Questions 2 and 3: I think your trouble here stems from typos. The book says find an antiderivative for $\partial f(z+t(w-z))/\partial t.$ As you point out, $z,w$ have been flipped. That makes no sense to you or me, so let's say they meant $\partial f(w+t(z-w))/\partial t.$ It's still wrong.
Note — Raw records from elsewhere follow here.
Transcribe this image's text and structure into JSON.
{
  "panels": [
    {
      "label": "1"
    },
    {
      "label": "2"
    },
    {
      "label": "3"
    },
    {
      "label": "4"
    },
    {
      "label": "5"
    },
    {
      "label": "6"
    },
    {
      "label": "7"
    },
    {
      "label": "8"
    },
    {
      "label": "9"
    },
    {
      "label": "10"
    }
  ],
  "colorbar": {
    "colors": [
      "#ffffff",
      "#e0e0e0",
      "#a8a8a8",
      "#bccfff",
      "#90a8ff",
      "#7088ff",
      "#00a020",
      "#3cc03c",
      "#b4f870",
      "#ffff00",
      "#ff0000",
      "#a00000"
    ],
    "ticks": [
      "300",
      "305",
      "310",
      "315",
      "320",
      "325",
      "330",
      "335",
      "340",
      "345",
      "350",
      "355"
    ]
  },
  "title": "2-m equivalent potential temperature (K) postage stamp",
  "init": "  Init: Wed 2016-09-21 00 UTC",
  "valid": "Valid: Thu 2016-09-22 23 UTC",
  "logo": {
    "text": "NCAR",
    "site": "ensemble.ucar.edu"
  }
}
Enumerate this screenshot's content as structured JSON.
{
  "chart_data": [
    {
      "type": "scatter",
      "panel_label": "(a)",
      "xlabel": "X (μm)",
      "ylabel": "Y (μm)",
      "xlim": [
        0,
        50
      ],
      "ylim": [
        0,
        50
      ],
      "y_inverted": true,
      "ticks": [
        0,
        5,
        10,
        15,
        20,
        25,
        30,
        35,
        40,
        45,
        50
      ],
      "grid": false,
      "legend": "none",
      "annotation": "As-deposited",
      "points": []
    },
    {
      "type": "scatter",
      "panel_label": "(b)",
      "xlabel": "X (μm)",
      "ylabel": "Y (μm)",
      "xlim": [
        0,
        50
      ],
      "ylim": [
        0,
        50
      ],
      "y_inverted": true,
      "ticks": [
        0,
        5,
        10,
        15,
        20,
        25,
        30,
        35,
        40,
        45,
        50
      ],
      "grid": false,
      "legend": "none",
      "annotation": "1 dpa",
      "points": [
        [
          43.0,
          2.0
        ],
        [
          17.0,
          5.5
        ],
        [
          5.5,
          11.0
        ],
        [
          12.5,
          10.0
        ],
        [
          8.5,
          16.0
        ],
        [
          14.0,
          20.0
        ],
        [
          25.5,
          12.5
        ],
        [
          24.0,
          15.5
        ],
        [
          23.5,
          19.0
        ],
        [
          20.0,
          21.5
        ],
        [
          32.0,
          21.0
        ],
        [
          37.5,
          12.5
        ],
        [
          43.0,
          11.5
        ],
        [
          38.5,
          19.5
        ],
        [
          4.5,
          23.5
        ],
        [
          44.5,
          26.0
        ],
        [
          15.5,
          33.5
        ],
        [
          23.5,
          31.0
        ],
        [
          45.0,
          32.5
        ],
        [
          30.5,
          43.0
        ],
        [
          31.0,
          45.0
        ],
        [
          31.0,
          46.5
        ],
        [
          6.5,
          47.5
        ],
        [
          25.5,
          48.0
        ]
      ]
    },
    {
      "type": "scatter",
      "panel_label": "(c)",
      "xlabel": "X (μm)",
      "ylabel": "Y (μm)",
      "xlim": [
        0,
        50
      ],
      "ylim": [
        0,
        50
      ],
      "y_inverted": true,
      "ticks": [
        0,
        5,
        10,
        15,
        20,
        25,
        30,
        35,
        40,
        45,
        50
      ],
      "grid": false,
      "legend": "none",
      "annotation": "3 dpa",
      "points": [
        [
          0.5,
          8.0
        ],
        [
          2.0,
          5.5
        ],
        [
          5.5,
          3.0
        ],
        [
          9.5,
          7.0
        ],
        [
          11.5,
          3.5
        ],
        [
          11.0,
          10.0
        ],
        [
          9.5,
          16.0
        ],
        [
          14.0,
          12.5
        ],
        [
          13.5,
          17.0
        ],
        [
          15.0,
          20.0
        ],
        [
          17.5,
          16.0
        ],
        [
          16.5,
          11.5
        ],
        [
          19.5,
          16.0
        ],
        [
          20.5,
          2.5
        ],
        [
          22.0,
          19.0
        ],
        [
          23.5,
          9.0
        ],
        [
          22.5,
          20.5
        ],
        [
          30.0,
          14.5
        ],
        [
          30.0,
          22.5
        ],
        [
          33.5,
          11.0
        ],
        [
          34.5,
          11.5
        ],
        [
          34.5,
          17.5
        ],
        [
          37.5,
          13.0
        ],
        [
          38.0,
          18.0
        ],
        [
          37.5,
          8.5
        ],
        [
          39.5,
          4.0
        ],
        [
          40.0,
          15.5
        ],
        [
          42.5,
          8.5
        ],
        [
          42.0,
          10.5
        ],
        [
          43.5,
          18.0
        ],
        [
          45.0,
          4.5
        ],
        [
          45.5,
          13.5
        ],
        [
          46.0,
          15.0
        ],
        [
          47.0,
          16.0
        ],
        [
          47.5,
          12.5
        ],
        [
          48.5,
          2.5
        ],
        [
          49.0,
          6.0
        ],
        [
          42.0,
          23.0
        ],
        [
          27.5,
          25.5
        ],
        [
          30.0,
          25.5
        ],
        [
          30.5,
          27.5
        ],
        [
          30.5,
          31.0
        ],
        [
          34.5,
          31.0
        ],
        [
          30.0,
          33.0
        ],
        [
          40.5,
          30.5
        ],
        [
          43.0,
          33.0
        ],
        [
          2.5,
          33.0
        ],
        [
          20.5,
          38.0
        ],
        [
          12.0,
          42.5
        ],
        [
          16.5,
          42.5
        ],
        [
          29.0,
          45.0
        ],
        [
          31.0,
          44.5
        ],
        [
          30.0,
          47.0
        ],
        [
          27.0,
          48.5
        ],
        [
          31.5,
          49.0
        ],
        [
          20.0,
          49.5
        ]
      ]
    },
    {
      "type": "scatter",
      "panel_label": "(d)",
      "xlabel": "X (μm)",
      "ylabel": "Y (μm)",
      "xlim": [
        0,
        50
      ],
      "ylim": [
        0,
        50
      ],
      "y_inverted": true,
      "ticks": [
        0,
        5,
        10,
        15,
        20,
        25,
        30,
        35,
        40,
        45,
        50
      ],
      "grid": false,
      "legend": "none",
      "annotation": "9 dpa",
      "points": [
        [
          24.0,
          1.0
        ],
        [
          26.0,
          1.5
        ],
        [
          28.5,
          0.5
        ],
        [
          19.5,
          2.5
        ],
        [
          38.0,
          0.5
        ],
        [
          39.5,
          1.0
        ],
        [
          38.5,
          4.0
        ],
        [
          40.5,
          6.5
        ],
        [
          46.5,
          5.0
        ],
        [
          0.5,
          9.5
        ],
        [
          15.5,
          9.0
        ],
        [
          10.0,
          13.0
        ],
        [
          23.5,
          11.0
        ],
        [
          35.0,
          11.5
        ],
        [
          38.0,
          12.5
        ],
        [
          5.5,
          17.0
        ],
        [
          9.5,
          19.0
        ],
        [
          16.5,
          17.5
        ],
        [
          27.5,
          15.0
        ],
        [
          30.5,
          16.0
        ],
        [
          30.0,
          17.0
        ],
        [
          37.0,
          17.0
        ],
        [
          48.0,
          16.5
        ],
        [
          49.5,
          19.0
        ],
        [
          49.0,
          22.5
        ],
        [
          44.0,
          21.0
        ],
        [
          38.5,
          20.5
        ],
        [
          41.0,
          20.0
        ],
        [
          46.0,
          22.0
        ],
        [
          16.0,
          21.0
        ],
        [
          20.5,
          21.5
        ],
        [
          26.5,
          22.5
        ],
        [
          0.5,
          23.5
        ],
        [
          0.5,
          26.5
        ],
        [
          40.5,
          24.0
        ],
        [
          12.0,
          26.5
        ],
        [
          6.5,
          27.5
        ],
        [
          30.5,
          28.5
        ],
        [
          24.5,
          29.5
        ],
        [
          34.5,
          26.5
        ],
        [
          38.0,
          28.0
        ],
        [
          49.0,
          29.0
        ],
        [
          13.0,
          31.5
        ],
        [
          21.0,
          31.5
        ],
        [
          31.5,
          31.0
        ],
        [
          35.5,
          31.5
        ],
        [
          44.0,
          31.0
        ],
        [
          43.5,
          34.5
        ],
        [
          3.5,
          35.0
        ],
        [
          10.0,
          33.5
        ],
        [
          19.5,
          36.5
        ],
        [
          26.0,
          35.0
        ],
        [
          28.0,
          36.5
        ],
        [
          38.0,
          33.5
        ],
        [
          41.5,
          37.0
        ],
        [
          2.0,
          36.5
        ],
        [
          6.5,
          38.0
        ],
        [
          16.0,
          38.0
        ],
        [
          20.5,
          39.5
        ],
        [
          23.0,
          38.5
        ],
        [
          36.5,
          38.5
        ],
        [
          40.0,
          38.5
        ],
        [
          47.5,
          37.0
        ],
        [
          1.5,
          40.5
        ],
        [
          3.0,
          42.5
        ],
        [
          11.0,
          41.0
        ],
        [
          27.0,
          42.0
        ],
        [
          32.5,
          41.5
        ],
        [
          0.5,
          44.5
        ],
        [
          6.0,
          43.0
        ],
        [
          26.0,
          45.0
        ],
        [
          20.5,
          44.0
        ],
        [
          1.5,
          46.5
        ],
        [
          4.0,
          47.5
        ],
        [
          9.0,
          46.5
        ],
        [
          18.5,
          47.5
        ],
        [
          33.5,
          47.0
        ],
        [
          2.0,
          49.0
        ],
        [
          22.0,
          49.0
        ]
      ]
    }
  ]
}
I'm pretty sure that what the book is trying to say, feebly, is "Find an antiderivative for
$$\frac{\partial f(w+t(z-w))/(z-w)}{\partial t}=f'(w+t(z-w))."$$ That's exactly what we did in part (a), and it's the most natural thing in the world here. I think you can put your mind to rest on the antiderivative business now. The book messed up.